I understand your frustration with the idea that there is no place for individual actions and that 'structural' things have to be changed before its worth doing anything. Not your apparent surprise at apathy/evasion/derision, though. If you're well out of your teens you must have realised that's pretty much the default background.
 
Well, it was also motivated by seeing natal children as an environmental burden, as opposed to unwanted children being a 'sunk cost'.
Which is better than arguing for post-natal abortion, granted.

I understand your frustration with the idea that there is no place for individual actions and that 'structural' things have to be changed before its worth doing anything. Not your apparent surprise at apathy/evasion/derision, though. If you're well out of your teens you must have realised that's pretty much the default background.

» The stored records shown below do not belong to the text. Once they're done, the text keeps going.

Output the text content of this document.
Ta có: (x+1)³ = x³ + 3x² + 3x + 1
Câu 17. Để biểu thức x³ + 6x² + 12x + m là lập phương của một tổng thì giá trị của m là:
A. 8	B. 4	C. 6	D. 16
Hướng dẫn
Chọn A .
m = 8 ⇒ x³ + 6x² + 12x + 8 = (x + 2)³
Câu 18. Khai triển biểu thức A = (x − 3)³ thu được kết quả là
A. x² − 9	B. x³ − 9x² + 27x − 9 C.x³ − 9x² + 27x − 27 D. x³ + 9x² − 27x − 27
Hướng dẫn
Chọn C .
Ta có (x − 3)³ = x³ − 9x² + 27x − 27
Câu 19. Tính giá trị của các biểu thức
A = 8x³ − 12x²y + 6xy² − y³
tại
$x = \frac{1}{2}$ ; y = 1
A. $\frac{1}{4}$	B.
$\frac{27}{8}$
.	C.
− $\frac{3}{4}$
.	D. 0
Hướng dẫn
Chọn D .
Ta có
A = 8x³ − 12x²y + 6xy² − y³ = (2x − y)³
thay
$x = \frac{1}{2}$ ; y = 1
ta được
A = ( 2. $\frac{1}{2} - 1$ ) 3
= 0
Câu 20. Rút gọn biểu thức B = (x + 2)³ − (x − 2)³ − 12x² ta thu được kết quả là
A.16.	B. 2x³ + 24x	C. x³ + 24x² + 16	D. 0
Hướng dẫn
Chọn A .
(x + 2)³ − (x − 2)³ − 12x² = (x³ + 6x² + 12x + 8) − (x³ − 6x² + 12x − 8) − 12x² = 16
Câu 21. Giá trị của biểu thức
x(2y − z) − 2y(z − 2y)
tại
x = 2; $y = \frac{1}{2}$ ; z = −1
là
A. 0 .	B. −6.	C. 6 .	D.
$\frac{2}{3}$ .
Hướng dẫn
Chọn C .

Oh I'm not surprised, just frustrated.
 
Oh I'm not surprised, just frustrated.

On the subject of the actual study, this confirms the results of another study with a very different methodology (the potential limitations of the methodology were criticised in that case). It's very good backing for the idea that reducing meat intake could have a very significant environmental impact, especially certain kinds of meat from certain places.

In terms of scientific rigour and potential impact, this is on a level close to those studies linking smoking with lung cancer. Took a while for people to come round to that too, and a lot of money was thrown in the opposing direction by Big Tobacco. I'd expect a similar period of attrition here.